International Association for Cryptologic Research

International Association
for Cryptologic Research

IACR News item: 12 June 2025

Rutchathon Chairattana-Apirom, Stefano Tessaro
ePrint Report ePrint Report
BBS/BBS+ signatures are the most promising solution to instantiate practical and lightweight anonymous credentials. They underlie standardization efforts by the W3C and the IRTF. Due to their potential for large scale deployment, it is paramount to understand their concrete security, but a number of questions have been left open by prior works. To this end, the security proofs by Au et al. (SCN '06), Camenisch et al. (TRUST '16), and Tessaro and Zhu (EUROCRYPT '23) show reductions from $q$-SDH in groups of prime order $p$, where $q$ is the number of issued signatures. However, these prior works left the possibility open that BBS/BBS+ is "even more secure" than what can be guaranteed by such proofs. Indeed, while the $q$-SDH assumption is subject to an attack that uses $O(\sqrt{p/q})$ group exponentiations (Cheon, EUROCRYPT '06) for several choices of $q$, no attack with a similar complexity appears to affect either of BBS+ and "deterministic" BBS, for which the best known attacks amount to recovering the secret key by breaking the discrete logarithm problem. The assumption that this attack is best possible also seemingly justifies the choice of parameters in practice.

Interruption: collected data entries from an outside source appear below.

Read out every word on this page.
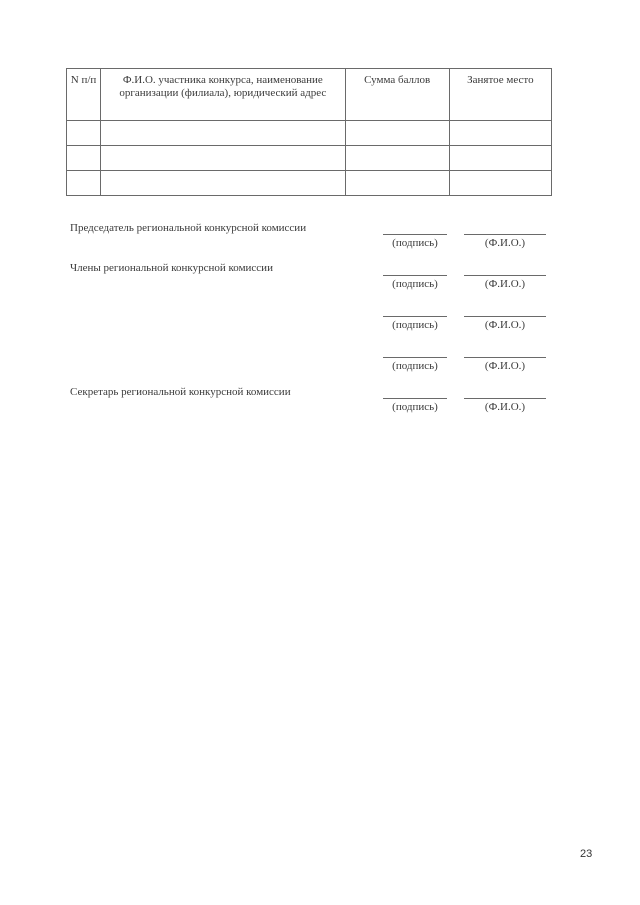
N п/п	Ф.И.О. участника конкурса, наименование организации (филиала), юридический адрес	Сумма баллов	Занятое место

Председатель региональной конкурсной комиссии
(подпись)	(Ф.И.О.)
Члены региональной конкурсной комиссии
(подпись)	(Ф.И.О.)
(подпись)	(Ф.И.О.)
(подпись)	(Ф.И.О.)
Секретарь региональной конкурсной комиссии
(подпись)	(Ф.И.О.)
23
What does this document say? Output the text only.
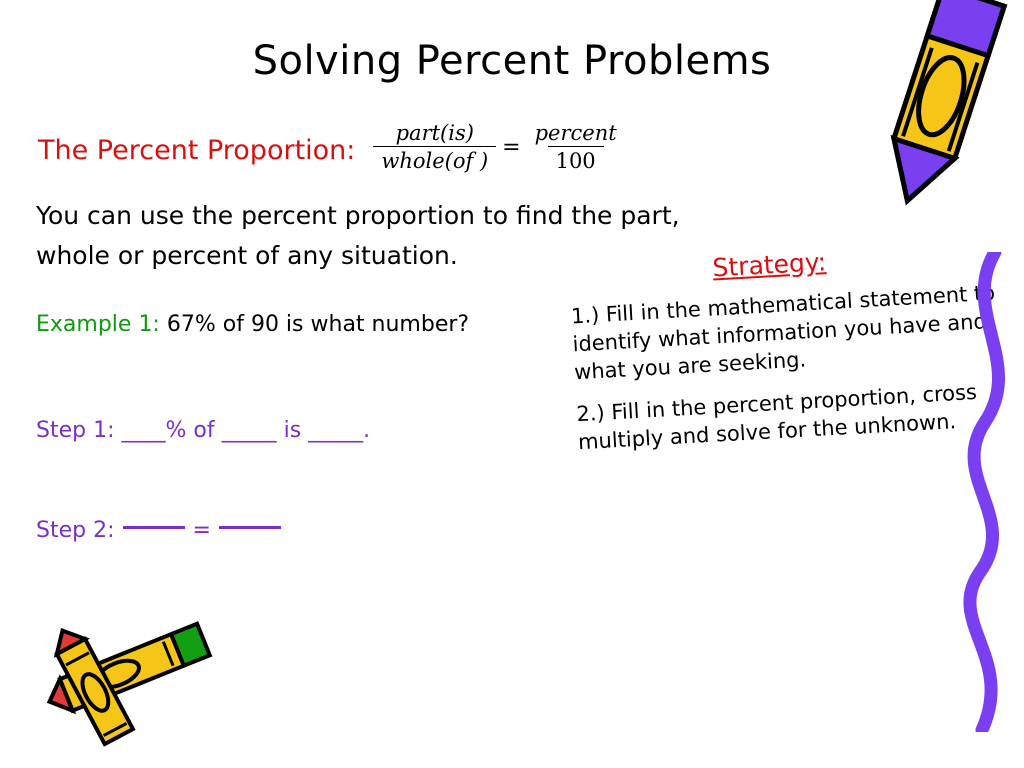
Solving Percent Problems
The Percent Proportion: $\frac{\text{part(is)}}{\text{whole(of )}} = \frac{\text{percent}}{100}$
You can use the percent proportion to find the part, whole or percent of any situation.
Example 1: 67% of 90 is what number?
Step 1: ____% of _____ is _____.
Step 2:	=
Strategy:
1.) Fill in the mathematical statement to identify what information you have and what you are seeking.
2.) Fill in the percent proportion, cross multiply and solve for the unknown.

Our result shows that this expectation is not true. We show new attacks against BBS+ and deterministic BBS which, after seeing $q$ signatures, allow us to recover the secret key with the same complexity as solving the $\Theta(q)$-Discrete Logarithm problem, which in turn is proportional to $O(\sqrt{p/q})$ for many choices of $q$. Further, we also extend the attack to a reduction showing that the security of BBS+ and deterministic BBS implies the $\Theta(q)$-SDH assumption.